Долго прятаться было невмоготу. Боли не очень донимали Ивана, притерпелся, а вот пообедал бы он теперь с превеликим удовольствием. А больше всего мучило сознание, что его уклонение от эвакуации, как ни крути, очень уж напоминает дезертирство. Он даже зажмурился, когда пришла эта неприятная мысль, помычал, помотал головой. А когда открыл глаза, не увидел судна. Его целиком загораживал тощий круп лошади, невесть откуда взявшийся под окном. Лошадь была запряжена в какую-то странную тележку с трубой. Приглядевшись, Иван понял, что это полевой камбуз, или кухня, по-сухопутному, какой он и не видел никогда, только на картинках. Из-за кухни вышел долговязый кок-повар, принялся что-то отвинчивать.
— Эй, дядя, — сказал Иван, — а ну сдай назад, обзор загораживаешь.
Повар подошел, уставился через окно, г ляда глаза в глаза. У него было большое вытянутое лицо и длинные, мосластые, должно быть, очень сильные руки.
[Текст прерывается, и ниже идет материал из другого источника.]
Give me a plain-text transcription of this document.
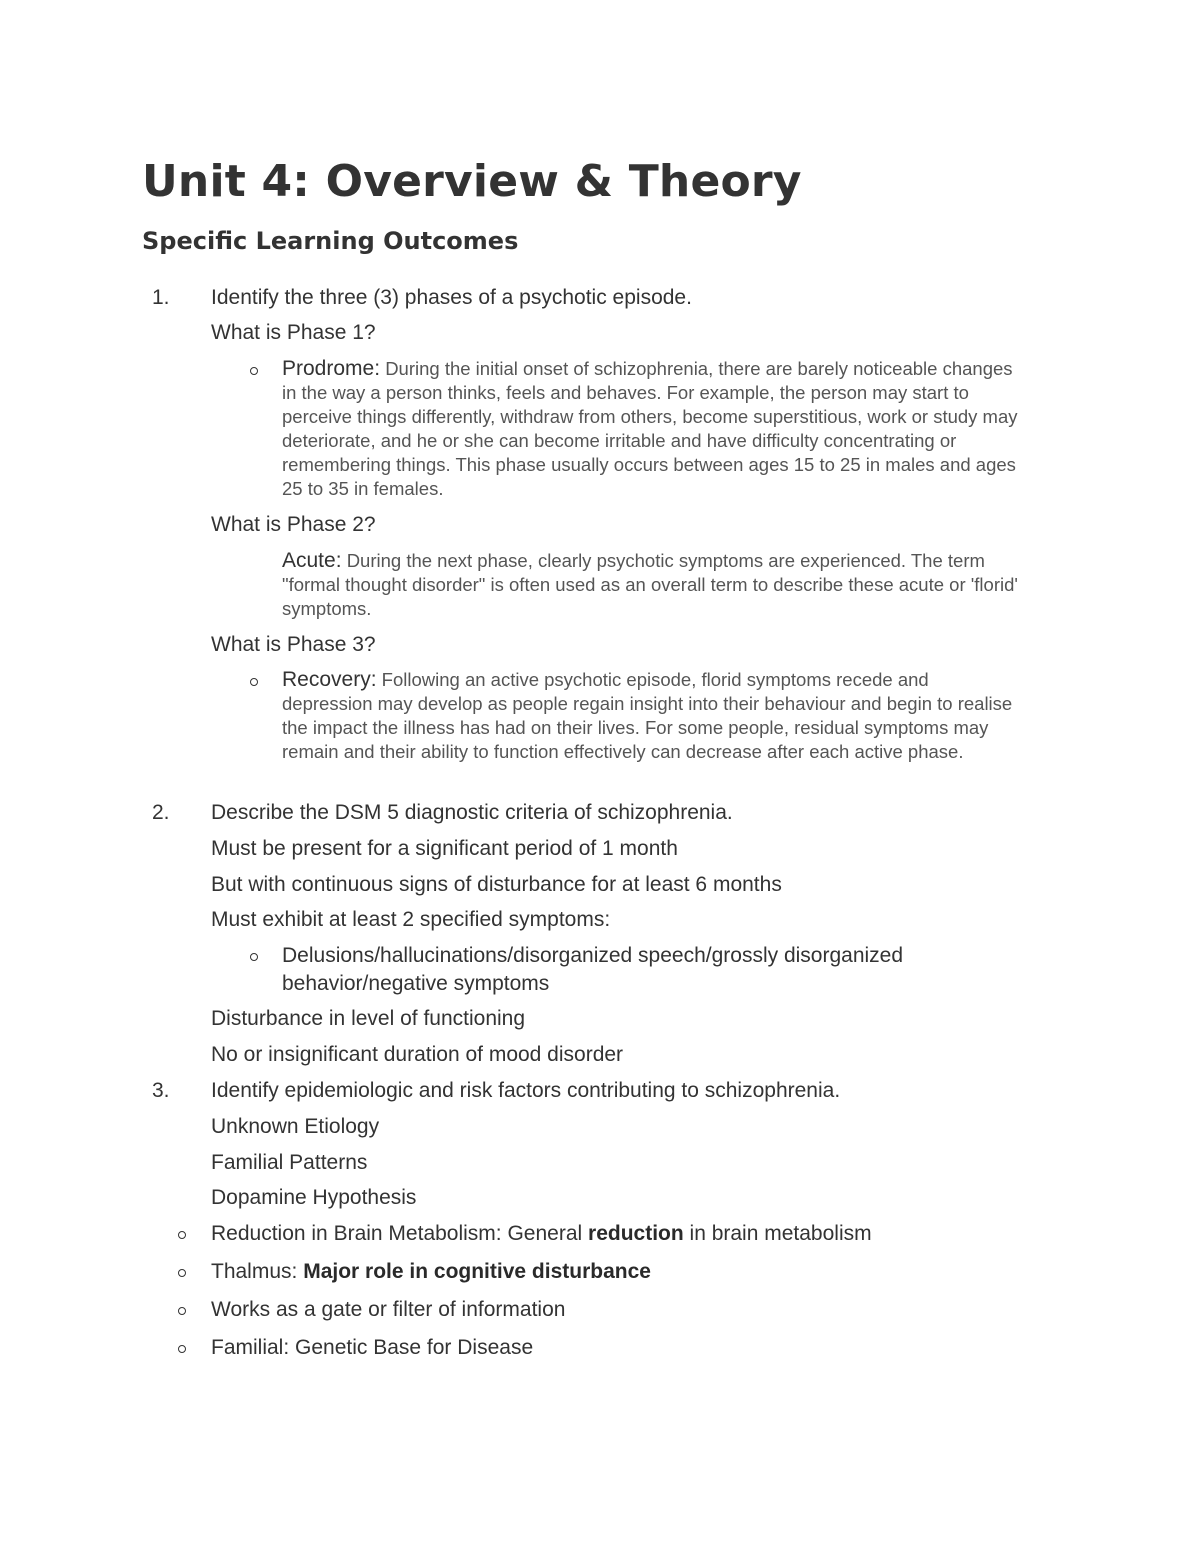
Unit 4: Overview & Theory
Specific Learning Outcomes
1. Identify the three (3) phases of a psychotic episode.
What is Phase 1?
Prodrome: During the initial onset of schizophrenia, there are barely noticeable changes in the way a person thinks, feels and behaves. For example, the person may start to perceive things differently, withdraw from others, become superstitious, work or study may deteriorate, and he or she can become irritable and have difficulty concentrating or remembering things. This phase usually occurs between ages 15 to 25 in males and ages 25 to 35 in females.
What is Phase 2?
Acute: During the next phase, clearly psychotic symptoms are experienced. The term "formal thought disorder" is often used as an overall term to describe these acute or 'florid' symptoms.
What is Phase 3?
Recovery: Following an active psychotic episode, florid symptoms recede and depression may develop as people regain insight into their behaviour and begin to realise the impact the illness has had on their lives. For some people, residual symptoms may remain and their ability to function effectively can decrease after each active phase.
2. Describe the DSM 5 diagnostic criteria of schizophrenia.
Must be present for a significant period of 1 month
But with continuous signs of disturbance for at least 6 months
Must exhibit at least 2 specified symptoms:
Delusions/hallucinations/disorganized speech/grossly disorganized
behavior/negative symptoms
Disturbance in level of functioning
No or insignificant duration of mood disorder
3. Identify epidemiologic and risk factors contributing to schizophrenia.
Unknown Etiology
Familial Patterns
Dopamine Hypothesis
Reduction in Brain Metabolism: General reduction in brain metabolism
Thalmus: Major role in cognitive disturbance
Works as a gate or filter of information
Familial: Genetic Base for Disease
— С парохода сбежал? — спросил он, оглядев серую от пыли перевязь бинтов, видных из-под шинели.
— Догадливый, — сказал Иван. — Иди докладывай, что я тут.
— Там только о тебе и думы. Целым ротам счет потерян, не то что отдельным людям.
— А ты с кем? Чей камбуз-то?
— Один я.
— Один?!
— Так уж вышло. Тяжелые гаубицы катили, ну и спихнули меня с дороги. Пока выбирался, наши вперед ушли. Думал догоню — на лошади, не пешком же, — а тут генерал. Потом, говорит, догонишь, поворачивай, говорит, корми всех, кто есть запросит.
— А у тебя чего там?
— Что сваришь на ходу? То ли суп, то ли каша, сам не пойму. Главное — нажористое.
— Тогда будем знакомы, — сказал Иван. — Зародов, пулеметчик, а вообще-то краснофлотец.
— Вижу, что из флотских.
— На лбу разве написано?
— На лбу не на лбу, а видать.
Слова эти понравились Ивану, и он, полный душевного расположения к новому своему приятелю, с трудом протиснулся в узкий проем двери, протянул руку, с удовольствием пожал сухую крепкую ладонь — как раз по себе.
— Как звать-то?
— Григорием величают. Вовкодав.
— Что?!
— Фамилия такая.
— Подходящая фамилия! Как Волкодав.
— Оно так я есть, коли по-кацапски…
— А генерал, это он про меня говорил. Насчет кормежки.
— Ясное дело, — засмеялся повар. — Чего бы я сюда притащился? Давай, говорит генерал, поезжай к порту, там один дезертир в развалюхе голодает…
— Ври да не завирайся!…
— Вру. Генерал по-другому сказал: есть, говорит, там один герой, немцы его били, били — не добили, доктора лечили, лечили — не долечили… Если, говорит, его покормить хорошенько, он такого наделает!…
Они балагурили, как старые друзья. И обоим казалось, что они в самом деле давно знакомы. Так бывает с людьми, внезапно и безотчетно проникающимися взаимной симпатией.